The amount of tax is based on the value of the property, usually expressed as a percentage. The value of the property is determined by an appraisal performed or ordered by the local agency imposing the tax. You can see a chart comparing property taxes throughout the U.S. here.
Property taxes are usually paid annually or semi-annually. You might pay them directly to your local agency’s tax collector, or, if you have a mortgage, you may pay them to your lender. If the down payment on your house was less than twenty percent, you probably pay a portion of your property taxes to the lender with each mortgage payment. If you put down twenty percent or more, you likely had the option of paying the tax collector directly or sending smaller payments to the lender each month.
If your lender collects property taxes from you, you will still receive an annual statement for your records since property taxes are deductible for many homeowners.
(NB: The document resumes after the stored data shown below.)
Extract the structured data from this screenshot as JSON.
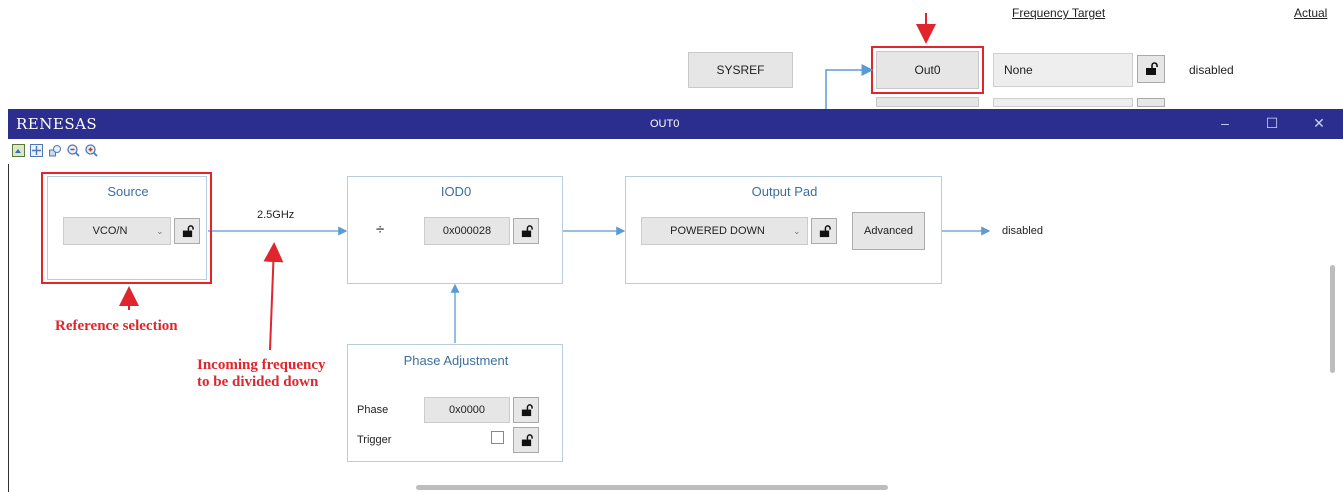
{
  "background": {
    "col_frequency_target": "Frequency Target",
    "col_actual": "Actual",
    "sysref_button": "SYSREF",
    "out0_button": "Out0",
    "frequency_value": "None",
    "actual_value": "disabled"
  },
  "window": {
    "logo": "RENESAS",
    "title": "OUT0",
    "controls": [
      "–",
      "☐",
      "✕"
    ]
  },
  "source": {
    "title": "Source",
    "selected": "VCO/N"
  },
  "link_frequency": "2.5GHz",
  "iod": {
    "title": "IOD0",
    "divide_symbol": "÷",
    "value": "0x000028"
  },
  "output_pad": {
    "title": "Output Pad",
    "selected": "POWERED DOWN",
    "advanced_button": "Advanced",
    "status": "disabled"
  },
  "phase": {
    "title": "Phase Adjustment",
    "phase_label": "Phase",
    "phase_value": "0x0000",
    "trigger_label": "Trigger",
    "trigger_checked": false
  },
  "annotations": {
    "reference": "Reference selection",
    "incoming_line1": "Incoming frequency",
    "incoming_line2": "to be divided down"
  },
  "colors": {
    "titlebar": "#2b2e8f",
    "annotation_red": "#e0262c",
    "block_border": "#b8cde0",
    "arrow_blue": "#5b9bd5"
  }
}
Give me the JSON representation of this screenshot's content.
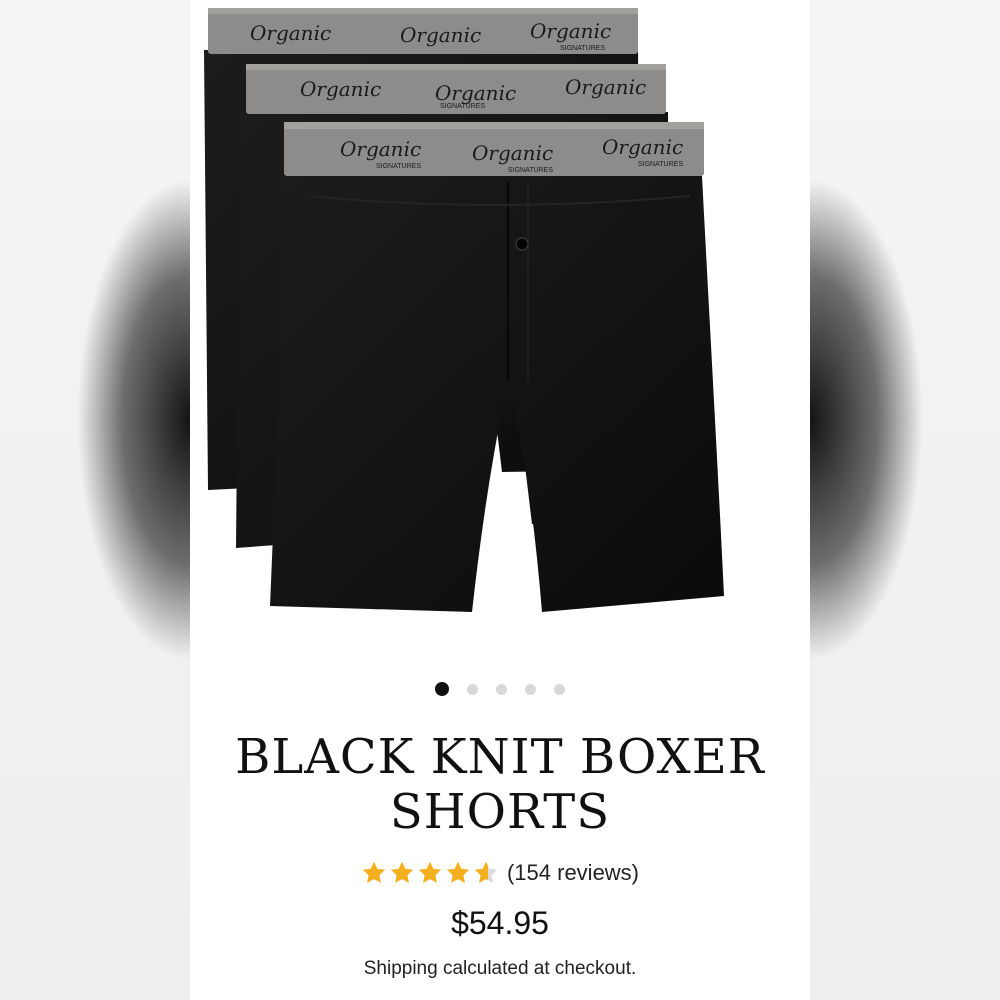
{
  "product": {
    "title_line1": "BLACK KNIT BOXER",
    "title_line2": "SHORTS",
    "rating": 4.6,
    "review_count_text": "(154 reviews)",
    "price": "$54.95",
    "shipping_text": "Shipping calculated at checkout."
  },
  "image": {
    "brand": "Organic",
    "brand_sub": "SIGNATURES",
    "subject": "three-black-knit-boxer-shorts",
    "waistband_color": "#8e8c8a",
    "fabric_color": "#121212"
  },
  "carousel": {
    "total": 5,
    "active": 1
  },
  "colors": {
    "star": "#f2b01e",
    "star_empty": "#dcdcdc",
    "text": "#111111",
    "dot_active": "#111111",
    "dot_inactive": "#d9d9d9"
  }
}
The lender estimates how much the tax assessment will be, then adds a twelfth of that amount to your monthly mortgage payments. Each month, the lender deposits the amount you paid in property taxes into an escrow account, until the property tax bill is due. The lender will work with your local tax collector and pay them directly. The lender is permitted to collect a little extra to act as a cushion in case the tax bill is higher than expected, and any extra is supposed to be refunded to you.
Mortgage lenders care about property taxes because unpaid taxes are a superior lien as compared to the lender’s claim of deed of trust. Therefore, mortgages almost always contain a provision stating that failure to pay your property taxes results in default of the loan, which allows the lender to foreclose on the property even if you’ve been making your required mortgage payments.
If you think the tax assessor has overcharged your property taxes, there are procedures for filing a dispute. Factors to consider are whether you’ve recently purchased or updated the property, what your neighbors pay in taxes for similar properties and exemptions that you might be entitled to. If you believe your tax bill is too high, you should review the assessor’s statement as it likely contains instructions on how to initiate a dispute, including the time frame you must follow. The procedure will vary by jurisdiction, so be sure to follow the instructions for your specific area.
If you fail to pay your property taxes, the tax collection agency will eventually place a tax lien against your home. That can lead to possible foreclosure proceedings, meaning you will likely lose your home. Therefore, if you are unable to pay your property taxes, it is best to be proactive and try to work out a payment plan with the tax collector. Most jurisdictions already have programs in place to help homeowners who are having difficulty paying their property taxes.